Elephant in the Room, Camden People’s Theatre, review: ‘High-octane portrayal of depression’

Lanre Malaolu puts on a virtuoso solo performance. Photograph: Camden People’s Theatre

If you think a play about mental health problems might be gloomy, Lanre Malaolu will give you a huge surprise.

Elephant in the Room at the Camden People’s Theatre is a high-octane solo performance of physical and verbal virtuosity.

Set in Hackney, this gripping portrayal of depression and anxiety uses dance and movement to depict what it feels like to be in the throes of a mental health crisis and not to be able to talk about it.

Michael is coach to an under-16s football club that has not won a match in three seasons, a circumstance that is emblematic of his feeling of being ‘stuck’.

Routine daily activities such as getting up in the morning and getting dressed become massive challenges, and a walk down the street is transformed into a treacherous voyage.

Malaolu uses ‘amazingly dexterous’ techniques to draw you in.
Photograph: Camden People’s Theatre

The reactions Michael gets from those around him are hardly helpful. A white psychiatrist dismisses his problems, and his black friends tell him to ‘snap out of it’.
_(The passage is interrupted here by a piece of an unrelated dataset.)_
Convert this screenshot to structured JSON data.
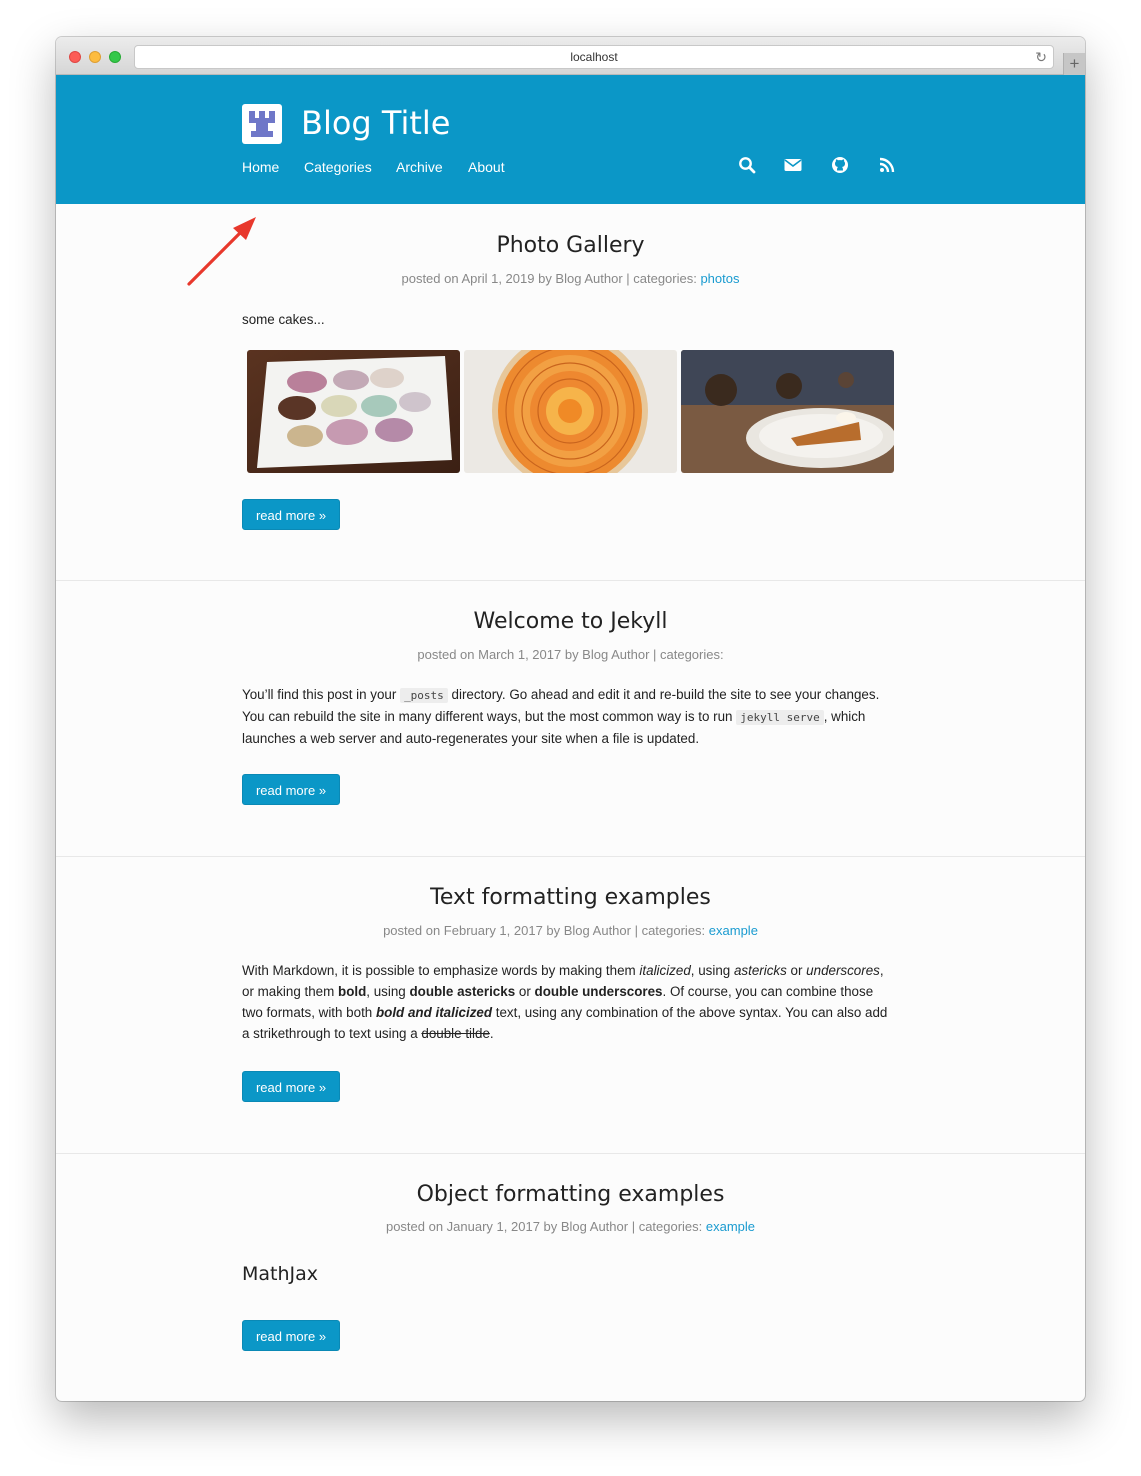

Having grown up in pre-hipster Hackney Wick, Malaolu has direct experience of how hard it is for a black working-class man even to talk about mental health problems, trapped as they are by stereotypes.

So Elephant in the Room starts non-verbally, using amazingly dexterous physical theatre techniques to draw you into the character’s frame of mind.

When language edges towards experience, it begins with others’ reactions.

Finally at the end of the hour-long performance, Michael is able to tell his own story – obliquely and haltingly, but it is the beginning of a conversation.

Elephant in the Room is on until 20 April at Camden People’s Theatre, 58-60 Hampstead Road, NW1 2PY.